Not long after, Sky started taking lessons again--this time, with a college student named Abby. When we were showing her his old books, I discovered that "Ode to Joy" was the last song in the second book, which meant that Sky had gotten through two years of books in eight months of lessons (and pretty much while I wasn't looking).

This go around, I think I have a better idea of what does and doesn't work for Sky when it comes to learning to play the piano. What does work is giving him the basic concepts and letting him figure out the rest. What doesn't work is trying to force him to sit still and focus through 30 minutes of piano instruction. The first lesson, after I told her this, Abby asked Sky what song he wanted to try, and then proceeded to help him figure out how to "compose" the first several bars of (surprise, surprise) the Star Wars theme song. The second lesson came right after a major but completely unrelated meltdown at home. When Sky refused to go to piano (because he was so upset), I pointed out that playing music might make him feel better. And it did.

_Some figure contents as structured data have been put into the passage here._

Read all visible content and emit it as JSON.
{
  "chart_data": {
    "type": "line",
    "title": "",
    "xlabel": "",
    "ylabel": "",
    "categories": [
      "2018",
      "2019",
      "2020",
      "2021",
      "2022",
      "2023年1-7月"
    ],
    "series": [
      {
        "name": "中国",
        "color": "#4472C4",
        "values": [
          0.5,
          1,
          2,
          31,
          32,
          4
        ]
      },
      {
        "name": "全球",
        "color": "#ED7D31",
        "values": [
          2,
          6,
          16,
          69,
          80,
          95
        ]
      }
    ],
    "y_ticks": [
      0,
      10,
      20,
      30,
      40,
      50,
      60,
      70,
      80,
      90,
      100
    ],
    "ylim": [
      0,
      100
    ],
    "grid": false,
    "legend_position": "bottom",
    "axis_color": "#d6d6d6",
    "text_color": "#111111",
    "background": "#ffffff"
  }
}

I have no illusions that piano will always go as well as it has the past couple of months (though I hope it does). After all, it took three tries over five years in two different countries and two different states for him to finally enjoy it. That's the thing, though--sometimes it can take a really, really, REALLY long time for something to click with Sky. But, when it finally does, it's golden.

1 comment:

Chris 'n Rachel said...

Fabulous! I'm a firm believer in having the child lead (with a bit of help when needed) and paying attention to what does and doesn't work. We are nowhere near your situation but I do have an exceptional child who has some sensory issues and anxiety. If you can find what works for them, it can help in other aspects of their lives.